The old FX show Justified, along with some of the short stories Elmore Leonard wrote, looked at crime in the poorer areas of Kentucky and the Dixie Mafia. Harlan does have a bit of a speckled history, even if it was obviously exaggerated in the show and books. It would be interesting to find out if the crime rates of Harlan and, say, Dallas or Philadelphia were almost equal, even if the numbers would be far greater in the larger cities, compared to the smaller ones. Harlan is only being used as an example, and I’m not trying to imply it’s some crime-riddled hellhole, so cool your jets before getting angry.

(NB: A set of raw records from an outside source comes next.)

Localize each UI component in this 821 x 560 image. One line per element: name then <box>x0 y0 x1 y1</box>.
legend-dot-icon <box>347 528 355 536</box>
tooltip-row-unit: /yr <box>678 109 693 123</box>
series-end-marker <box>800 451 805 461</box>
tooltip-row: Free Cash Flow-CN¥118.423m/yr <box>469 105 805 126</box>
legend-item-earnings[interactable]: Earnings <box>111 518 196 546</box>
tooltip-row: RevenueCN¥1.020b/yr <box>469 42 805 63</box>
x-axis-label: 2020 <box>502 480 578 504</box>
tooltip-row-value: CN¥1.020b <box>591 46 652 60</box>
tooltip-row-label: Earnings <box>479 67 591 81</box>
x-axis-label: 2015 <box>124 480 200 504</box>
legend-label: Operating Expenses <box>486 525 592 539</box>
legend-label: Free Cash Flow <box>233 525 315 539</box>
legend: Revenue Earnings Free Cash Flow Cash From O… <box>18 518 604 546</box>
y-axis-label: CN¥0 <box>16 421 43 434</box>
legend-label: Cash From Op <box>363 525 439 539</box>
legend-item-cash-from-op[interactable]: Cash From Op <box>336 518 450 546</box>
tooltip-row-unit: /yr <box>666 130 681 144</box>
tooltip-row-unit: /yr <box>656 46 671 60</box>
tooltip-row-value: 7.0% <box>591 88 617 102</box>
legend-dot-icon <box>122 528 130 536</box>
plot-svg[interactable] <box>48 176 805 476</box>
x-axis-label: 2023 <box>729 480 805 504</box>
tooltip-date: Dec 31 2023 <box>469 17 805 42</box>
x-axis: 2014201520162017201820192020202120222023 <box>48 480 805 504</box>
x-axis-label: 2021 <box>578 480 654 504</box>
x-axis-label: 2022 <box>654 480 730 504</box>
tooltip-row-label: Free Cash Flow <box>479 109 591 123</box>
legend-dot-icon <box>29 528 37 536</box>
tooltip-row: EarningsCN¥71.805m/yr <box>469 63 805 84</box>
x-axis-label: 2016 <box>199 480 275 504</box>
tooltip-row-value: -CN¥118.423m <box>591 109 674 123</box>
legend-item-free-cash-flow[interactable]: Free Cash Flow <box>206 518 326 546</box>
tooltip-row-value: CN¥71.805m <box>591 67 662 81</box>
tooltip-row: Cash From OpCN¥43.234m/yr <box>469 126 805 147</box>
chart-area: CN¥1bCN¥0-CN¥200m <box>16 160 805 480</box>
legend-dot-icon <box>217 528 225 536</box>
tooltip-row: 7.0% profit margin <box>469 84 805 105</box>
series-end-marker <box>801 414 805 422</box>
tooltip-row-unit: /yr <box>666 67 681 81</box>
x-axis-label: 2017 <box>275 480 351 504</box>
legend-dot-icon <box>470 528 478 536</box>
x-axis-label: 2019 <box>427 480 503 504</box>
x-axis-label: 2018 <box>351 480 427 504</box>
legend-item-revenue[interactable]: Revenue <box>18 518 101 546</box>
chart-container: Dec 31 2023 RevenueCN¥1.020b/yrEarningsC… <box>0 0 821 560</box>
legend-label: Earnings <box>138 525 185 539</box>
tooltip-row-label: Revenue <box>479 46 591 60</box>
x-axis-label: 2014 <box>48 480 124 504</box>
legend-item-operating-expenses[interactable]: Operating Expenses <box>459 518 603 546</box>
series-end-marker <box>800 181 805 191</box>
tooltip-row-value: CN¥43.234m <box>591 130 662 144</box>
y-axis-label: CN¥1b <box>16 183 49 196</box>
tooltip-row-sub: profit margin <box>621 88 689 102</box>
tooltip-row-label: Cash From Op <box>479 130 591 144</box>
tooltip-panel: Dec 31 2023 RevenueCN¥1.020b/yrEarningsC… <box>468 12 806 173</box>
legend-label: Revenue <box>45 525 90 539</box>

It’s certainly possible Rinkeby’s issues are all because of immigration, but I have a sneaking suspicion the poor economy and police crackdown on crime are probably more of a factor. The solution is more market-oriented, and won’t involve the government either handing out benefits to the population or using taxpayer funds to bribe larger businesses. The people are either going to have to take a risk and move to other part of Stockholm or some businessman is going to have to risk opening a company in the area. That’s really the best solution to the economic problem.